Leading crypto ETFs in Canada

These are some of the top crypto ETFs available to Canadian investors:

  • BTCC (Purpose Bitcoin ETF): The first Canadian Bitcoin ETF, with CAD and USD options and a carbon-neutral version
  • BTCQ (3iQ CoinShares Bitcoin ETF): Physically-backed BTC, held in cold storage
  • FBTC (Fidelity Advantage Bitcoin ETF): Designed for registered accounts
  • ETHH and ETHX (Purpose and CI Galaxy Ethereum ETFs): Offer direct ETH exposure, with or without staking
  • IBIT (iShares Bitcoin ETF): Managed by BlackRock, a major global asset manager

Several ETFs now include additional exposure to AI stocks or newer crypto assets like Solana, expanding diversification options within this space.

Naturally, our readers should NOT assume this to be investment advice. Ask your licensed financial adviser for their opinion before proceeding please.

Can I use crypto as a down payment?

Yes, but there are strict conditions:

  • You must convert the crypto to Canadian dollars
  • Maintain a documented paper trail of the sale and deposit
  • Be prepared to explain the origin of your funds for AML compliance

Many lenders will still be hesitant. Working with a mortgage professional familiar with these requirements and a lender that understands crypto is essential.

Is it legal and safe in Canada?

Yes, but regulatory guidance is evolving.

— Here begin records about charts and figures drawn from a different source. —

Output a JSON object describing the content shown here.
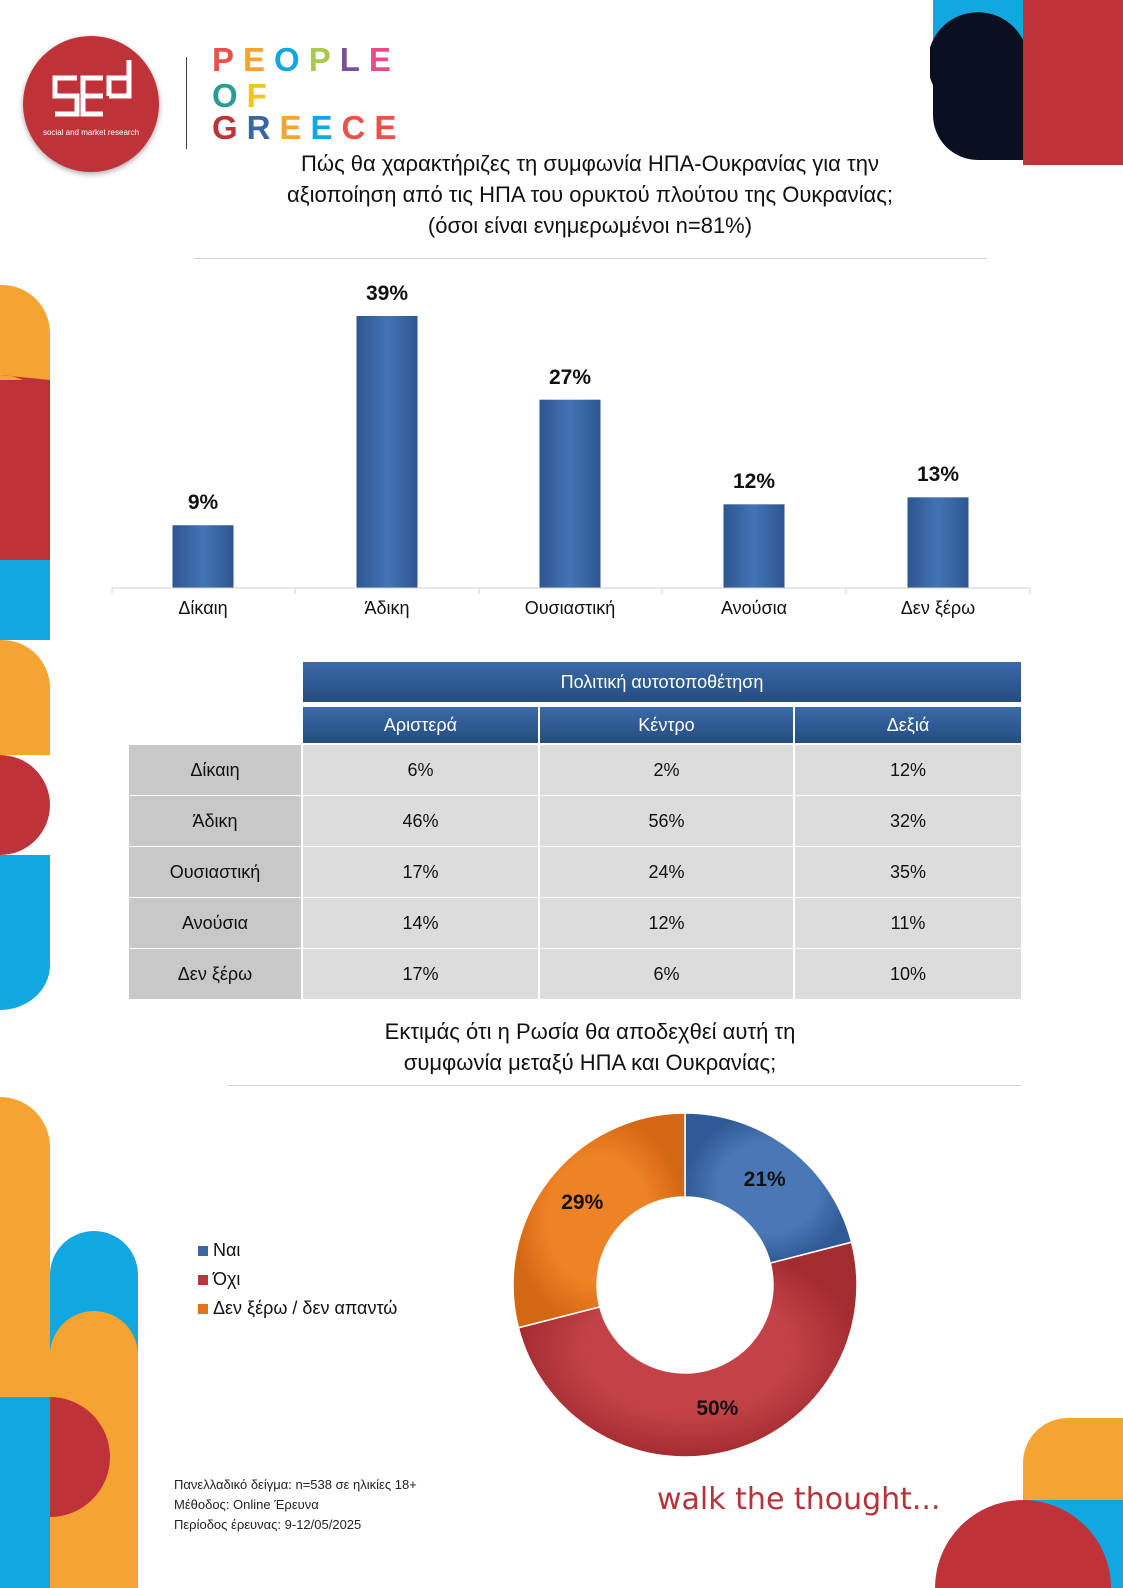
{
  "brand": {
    "logo_text": "social and market research",
    "program_lines": [
      "PEOPLE",
      "OF",
      "GREECE"
    ],
    "tagline": "walk the thought..."
  },
  "colors": {
    "bar": "#3a66a4",
    "header_blue": "#2e5c96",
    "red": "#c0323a",
    "orange": "#f5a333",
    "cyan": "#11a7e0",
    "navy": "#0a1020"
  },
  "chart1": {
    "title_lines": [
      "Πώς θα χαρακτήριζες τη συμφωνία ΗΠΑ-Ουκρανίας για την",
      "αξιοποίηση από τις ΗΠΑ του ορυκτού πλούτου της Ουκρανίας;",
      "(όσοι είναι ενημερωμένοι n=81%)"
    ]
  },
  "table": {
    "group_header": "Πολιτική αυτοτοποθέτηση",
    "columns": [
      "Αριστερά",
      "Κέντρο",
      "Δεξιά"
    ],
    "rows": [
      {
        "label": "Δίκαιη",
        "values": [
          "6%",
          "2%",
          "12%"
        ]
      },
      {
        "label": "Άδικη",
        "values": [
          "46%",
          "56%",
          "32%"
        ]
      },
      {
        "label": "Ουσιαστική",
        "values": [
          "17%",
          "24%",
          "35%"
        ]
      },
      {
        "label": "Ανούσια",
        "values": [
          "14%",
          "12%",
          "11%"
        ]
      },
      {
        "label": "Δεν ξέρω",
        "values": [
          "17%",
          "6%",
          "10%"
        ]
      }
    ]
  },
  "chart2": {
    "title_lines": [
      "Εκτιμάς ότι η Ρωσία θα αποδεχθεί αυτή τη",
      "συμφωνία μεταξύ ΗΠΑ και Ουκρανίας;"
    ]
  },
  "footnote": [
    "Πανελλαδικό δείγμα: n=538 σε ηλικίες 18+",
    "Μέθοδος: Online Έρευνα",
    "Περίοδος έρευνας: 9-12/05/2025"
  ],
  "chart_data": [
    {
      "type": "bar",
      "categories": [
        "Δίκαιη",
        "Άδικη",
        "Ουσιαστική",
        "Ανούσια",
        "Δεν ξέρω"
      ],
      "values": [
        9,
        39,
        27,
        12,
        13
      ],
      "value_labels": [
        "9%",
        "39%",
        "27%",
        "12%",
        "13%"
      ],
      "ylim": [
        0,
        40
      ],
      "grid": false
    },
    {
      "type": "pie",
      "variant": "donut",
      "labels": [
        "Ναι",
        "Όχι",
        "Δεν ξέρω / δεν απαντώ"
      ],
      "values": [
        21,
        50,
        29
      ],
      "value_labels": [
        "21%",
        "50%",
        "29%"
      ],
      "colors": [
        "#3a66a4",
        "#b8353a",
        "#e2731a"
      ],
      "legend": "left"
    }
  ]
}
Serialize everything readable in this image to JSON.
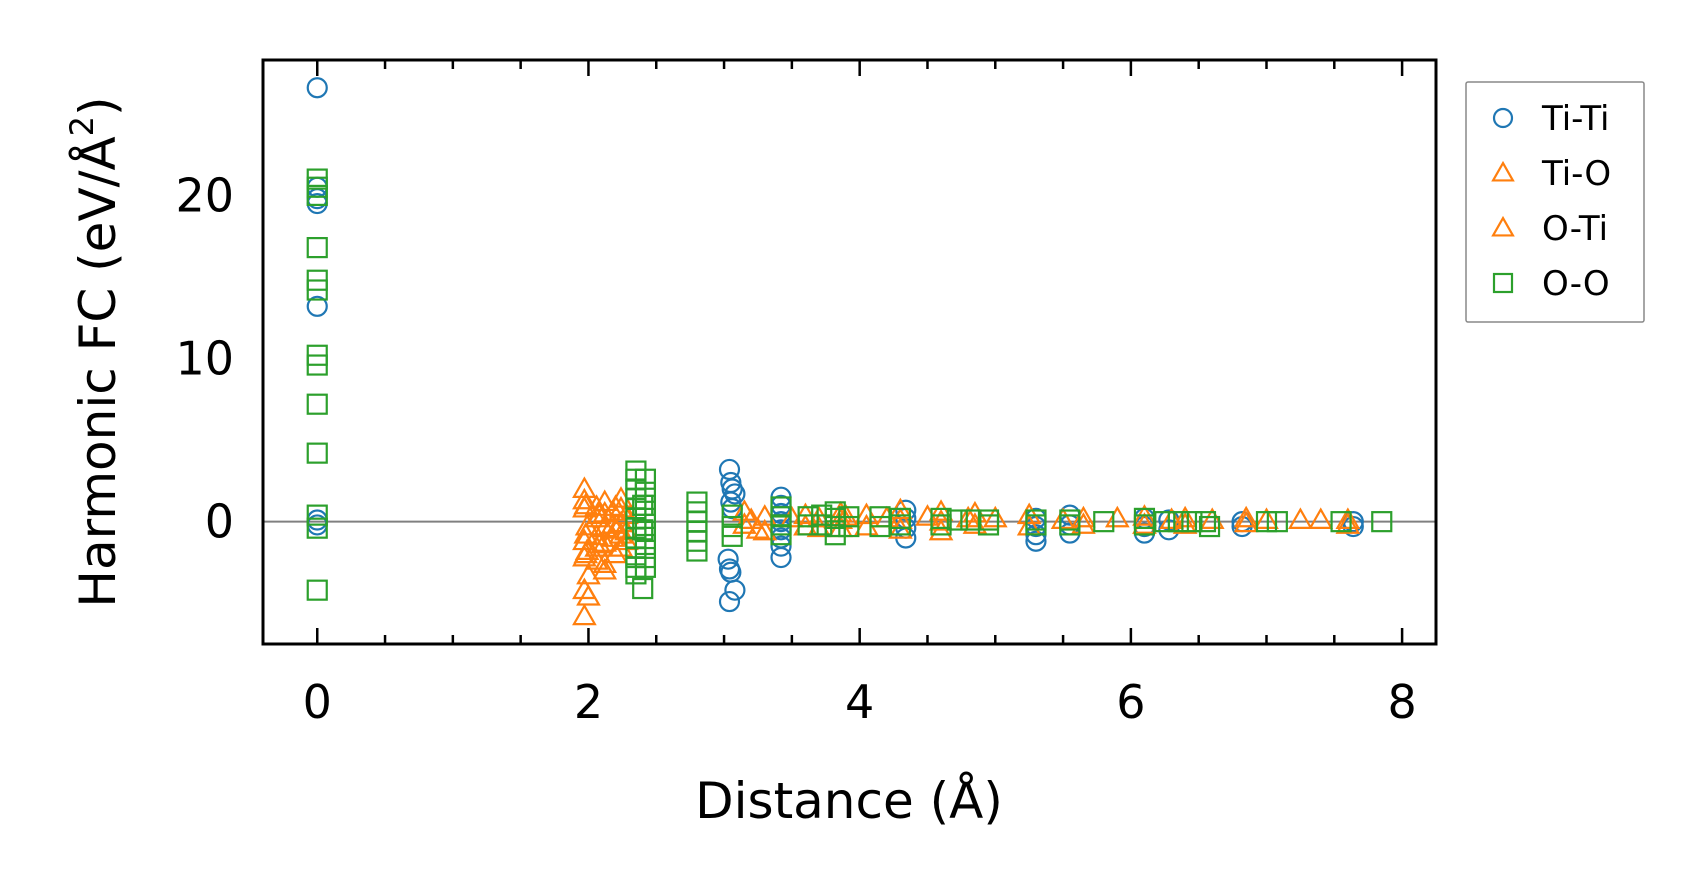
{
  "chart_data": {
    "type": "scatter",
    "title": "",
    "xlabel": "Distance (Å)",
    "ylabel_main": "Harmonic FC (eV/Å",
    "ylabel_sup": "2",
    "ylabel_close": ")",
    "xlim": [
      -0.4,
      8.25
    ],
    "ylim": [
      -7.5,
      28.3
    ],
    "xticks": [
      0,
      2,
      4,
      6,
      8
    ],
    "xtick_labels": [
      "0",
      "2",
      "4",
      "6",
      "8"
    ],
    "yticks": [
      0,
      10,
      20
    ],
    "ytick_labels": [
      "0",
      "10",
      "20"
    ],
    "zero_line": true,
    "grid": false,
    "legend_position": "outside-right",
    "series": [
      {
        "name": "Ti-Ti",
        "marker": "circle",
        "color": "#1f77b4",
        "points": [
          [
            0,
            26.6
          ],
          [
            0,
            20.5
          ],
          [
            0,
            19.8
          ],
          [
            0,
            19.5
          ],
          [
            0,
            13.2
          ],
          [
            0,
            0.1
          ],
          [
            0,
            -0.2
          ],
          [
            3.04,
            3.2
          ],
          [
            3.05,
            2.4
          ],
          [
            3.06,
            2.0
          ],
          [
            3.08,
            1.7
          ],
          [
            3.05,
            1.2
          ],
          [
            3.06,
            0.8
          ],
          [
            3.03,
            -2.3
          ],
          [
            3.04,
            -2.9
          ],
          [
            3.05,
            -3.1
          ],
          [
            3.08,
            -4.2
          ],
          [
            3.04,
            -4.9
          ],
          [
            3.42,
            1.5
          ],
          [
            3.42,
            1.0
          ],
          [
            3.42,
            0.5
          ],
          [
            3.42,
            0.0
          ],
          [
            3.42,
            -0.5
          ],
          [
            3.42,
            -1.0
          ],
          [
            3.42,
            -1.5
          ],
          [
            3.42,
            -2.2
          ],
          [
            4.34,
            0.7
          ],
          [
            4.34,
            0.2
          ],
          [
            4.34,
            -0.4
          ],
          [
            4.34,
            -1.0
          ],
          [
            5.3,
            0.2
          ],
          [
            5.3,
            -0.3
          ],
          [
            5.3,
            -0.8
          ],
          [
            5.3,
            -1.2
          ],
          [
            5.55,
            0.4
          ],
          [
            5.55,
            -0.2
          ],
          [
            5.55,
            -0.7
          ],
          [
            6.1,
            0.2
          ],
          [
            6.1,
            -0.3
          ],
          [
            6.1,
            -0.7
          ],
          [
            6.28,
            0.1
          ],
          [
            6.28,
            -0.5
          ],
          [
            6.82,
            0.0
          ],
          [
            6.82,
            -0.3
          ],
          [
            7.64,
            0.0
          ],
          [
            7.64,
            -0.3
          ]
        ]
      },
      {
        "name": "Ti-O",
        "marker": "triangle",
        "color": "#ff7f0e",
        "points": [
          [
            1.97,
            2.0
          ],
          [
            1.97,
            1.3
          ],
          [
            1.97,
            0.8
          ],
          [
            1.97,
            -1.2
          ],
          [
            1.97,
            -2.2
          ],
          [
            1.97,
            -4.2
          ],
          [
            1.97,
            -5.8
          ],
          [
            1.99,
            -0.3
          ],
          [
            1.99,
            -1.8
          ],
          [
            2.0,
            -3.3
          ],
          [
            2.0,
            -4.6
          ],
          [
            2.06,
            0.9
          ],
          [
            2.06,
            0.2
          ],
          [
            2.06,
            -0.9
          ],
          [
            2.06,
            -1.6
          ],
          [
            2.06,
            -2.4
          ],
          [
            2.12,
            1.2
          ],
          [
            2.12,
            0.5
          ],
          [
            2.12,
            -0.4
          ],
          [
            2.12,
            -1.3
          ],
          [
            2.12,
            -2.6
          ],
          [
            2.12,
            -3.0
          ],
          [
            2.18,
            0.6
          ],
          [
            2.18,
            -0.2
          ],
          [
            2.18,
            -1.0
          ],
          [
            2.24,
            1.4
          ],
          [
            2.24,
            0.8
          ],
          [
            2.24,
            -0.1
          ],
          [
            2.24,
            -0.8
          ],
          [
            2.24,
            -1.6
          ],
          [
            2.28,
            0.4
          ],
          [
            2.28,
            -0.6
          ],
          [
            2.28,
            -1.2
          ],
          [
            3.15,
            0.6
          ],
          [
            3.15,
            -0.2
          ],
          [
            3.25,
            -0.5
          ],
          [
            3.3,
            0.3
          ],
          [
            3.3,
            -0.6
          ],
          [
            3.6,
            0.4
          ],
          [
            3.6,
            -0.3
          ],
          [
            3.7,
            0.2
          ],
          [
            3.7,
            -0.4
          ],
          [
            3.86,
            0.5
          ],
          [
            3.86,
            0.1
          ],
          [
            3.86,
            -0.4
          ],
          [
            4.05,
            0.4
          ],
          [
            4.05,
            -0.3
          ],
          [
            4.3,
            0.7
          ],
          [
            4.3,
            0.1
          ],
          [
            4.3,
            -0.5
          ],
          [
            4.6,
            0.6
          ],
          [
            4.6,
            0.0
          ],
          [
            4.6,
            -0.6
          ],
          [
            4.85,
            0.5
          ],
          [
            4.85,
            -0.2
          ],
          [
            5.25,
            0.4
          ],
          [
            5.25,
            -0.3
          ],
          [
            5.65,
            0.2
          ],
          [
            5.65,
            -0.2
          ],
          [
            6.1,
            0.3
          ],
          [
            6.1,
            -0.2
          ],
          [
            6.4,
            0.2
          ],
          [
            6.4,
            -0.2
          ],
          [
            6.85,
            0.2
          ],
          [
            6.85,
            -0.1
          ],
          [
            7.25,
            0.1
          ],
          [
            7.6,
            0.1
          ],
          [
            7.6,
            -0.2
          ]
        ]
      },
      {
        "name": "O-Ti",
        "marker": "triangle",
        "color": "#ff7f0e",
        "points": [
          [
            1.98,
            1.0
          ],
          [
            1.98,
            -0.8
          ],
          [
            1.98,
            -2.0
          ],
          [
            2.08,
            0.4
          ],
          [
            2.08,
            -1.4
          ],
          [
            2.2,
            0.9
          ],
          [
            2.2,
            -0.5
          ],
          [
            2.2,
            -2.0
          ],
          [
            3.2,
            0.1
          ],
          [
            3.5,
            0.2
          ],
          [
            3.9,
            0.3
          ],
          [
            4.2,
            0.2
          ],
          [
            4.5,
            0.3
          ],
          [
            4.8,
            0.2
          ],
          [
            5.0,
            0.2
          ],
          [
            5.5,
            0.1
          ],
          [
            5.9,
            0.2
          ],
          [
            6.3,
            0.1
          ],
          [
            6.6,
            0.1
          ],
          [
            7.0,
            0.1
          ],
          [
            7.4,
            0.1
          ]
        ]
      },
      {
        "name": "O-O",
        "marker": "square",
        "color": "#2ca02c",
        "points": [
          [
            0,
            21.0
          ],
          [
            0,
            20.5
          ],
          [
            0,
            20.0
          ],
          [
            0,
            16.8
          ],
          [
            0,
            14.8
          ],
          [
            0,
            14.2
          ],
          [
            0,
            10.2
          ],
          [
            0,
            9.6
          ],
          [
            0,
            7.2
          ],
          [
            0,
            4.2
          ],
          [
            0,
            0.4
          ],
          [
            0,
            -0.4
          ],
          [
            0,
            -4.2
          ],
          [
            2.35,
            3.1
          ],
          [
            2.35,
            2.6
          ],
          [
            2.35,
            2.0
          ],
          [
            2.35,
            1.4
          ],
          [
            2.35,
            0.8
          ],
          [
            2.35,
            0.2
          ],
          [
            2.35,
            -0.4
          ],
          [
            2.35,
            -1.0
          ],
          [
            2.35,
            -1.6
          ],
          [
            2.35,
            -2.2
          ],
          [
            2.35,
            -2.8
          ],
          [
            2.35,
            -3.2
          ],
          [
            2.4,
            1.0
          ],
          [
            2.4,
            -0.5
          ],
          [
            2.4,
            -4.1
          ],
          [
            2.42,
            2.6
          ],
          [
            2.42,
            1.8
          ],
          [
            2.42,
            1.0
          ],
          [
            2.42,
            0.2
          ],
          [
            2.42,
            -0.6
          ],
          [
            2.42,
            -1.4
          ],
          [
            2.42,
            -2.2
          ],
          [
            2.42,
            -2.8
          ],
          [
            2.8,
            1.2
          ],
          [
            2.8,
            0.6
          ],
          [
            2.8,
            0.0
          ],
          [
            2.8,
            -0.6
          ],
          [
            2.8,
            -1.2
          ],
          [
            2.8,
            -1.8
          ],
          [
            3.06,
            0.4
          ],
          [
            3.06,
            -0.3
          ],
          [
            3.06,
            -0.9
          ],
          [
            3.42,
            0.9
          ],
          [
            3.42,
            0.3
          ],
          [
            3.42,
            -0.2
          ],
          [
            3.42,
            -0.8
          ],
          [
            3.62,
            0.3
          ],
          [
            3.62,
            -0.2
          ],
          [
            3.72,
            0.4
          ],
          [
            3.72,
            -0.2
          ],
          [
            3.82,
            0.6
          ],
          [
            3.82,
            0.2
          ],
          [
            3.82,
            -0.3
          ],
          [
            3.82,
            -0.8
          ],
          [
            3.92,
            0.3
          ],
          [
            3.92,
            -0.3
          ],
          [
            4.15,
            0.3
          ],
          [
            4.15,
            -0.3
          ],
          [
            4.3,
            0.2
          ],
          [
            4.3,
            -0.2
          ],
          [
            4.6,
            0.2
          ],
          [
            4.6,
            -0.2
          ],
          [
            4.72,
            0.1
          ],
          [
            4.82,
            0.1
          ],
          [
            4.95,
            0.1
          ],
          [
            4.95,
            -0.2
          ],
          [
            5.3,
            0.1
          ],
          [
            5.3,
            -0.2
          ],
          [
            5.55,
            0.1
          ],
          [
            5.55,
            -0.2
          ],
          [
            5.8,
            0.0
          ],
          [
            6.1,
            0.2
          ],
          [
            6.1,
            -0.2
          ],
          [
            6.25,
            0.0
          ],
          [
            6.35,
            0.0
          ],
          [
            6.45,
            0.0
          ],
          [
            6.55,
            0.0
          ],
          [
            6.58,
            -0.3
          ],
          [
            7.0,
            0.0
          ],
          [
            7.08,
            0.0
          ],
          [
            7.55,
            0.0
          ],
          [
            7.85,
            0.0
          ]
        ]
      }
    ]
  }
}
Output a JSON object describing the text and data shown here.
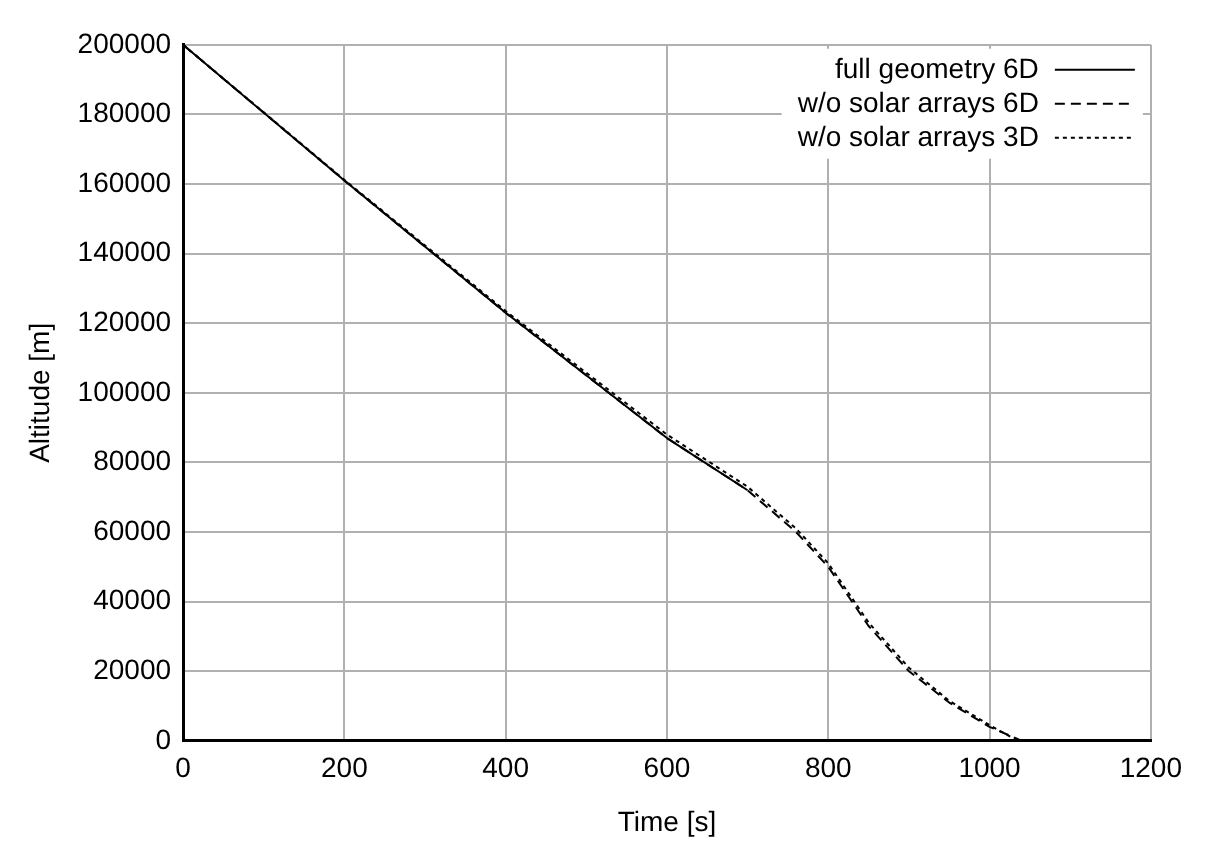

Lenders must comply with OSFI and FINTRAC standards, which include thorough AML and source-of-funds verification.

OSFI is expected to implement new digital asset rules in 2025, which may influence how Canadian financial institutions handle crypto-collateralized products.

Key risks to consider

  • Price volatility: A drop in crypto value can lead to margin calls or liquidation
  • Lender restrictions: Many banks still reject crypto-related funds
  • Platform risk: Some crypto lenders have gone bankrupt
  • No deposit insurance: Crypto held as collateral is not insured by CDIC
  • Compliance complexity: Documentation, tax reporting, and regulatory scrutiny can be significant

Who offers crypto-backed loans?

The following platforms offer crypto-backed lending services:

  • Ledn (Canada-based)
  • APX Lending (Canada-focused)
  • Binance
  • Coinbase
  • Crypto.com
  • YouHodler
  • SALT Lending
  • Aave and Compound (DeFi protocols)

For Canadians, I am told Ledn and APX Lending provide the most relevant regulatory alignment.

How does CRA treat crypto in mortgage scenarios?

Under CRA guidelines, cryptocurrency is treated as a commodity. Selling it to fund a down payment is a taxable event, and any capital gains must be reported.

However, borrowing against your crypto is not a disposition and does not trigger capital gains taxes, at least under current rules. Regardless, thorough documentation is critical.

Our advice

Crypto-backed mortgages and crypto-collateralized loans offer new possibilities, but they’re not ideal for everyone. If you’re a crypto holder considering homeownership in Canada:

  • Convert your crypto to Canadian dollars early, and let it season for at least 90 days
  • Alternatively, accumulate your crypto wealth in Exchange Traded Funds
  • Document everything: sales, transfers, deposits, and sources of funds
  • Work with professionals who understand both traditional lending and crypto
  • Be ready to meet rigorous compliance and verification requirements

Canada’s mortgage landscape is still catching up to the digital asset world. Planning ahead is key to avoiding delays or declined applications.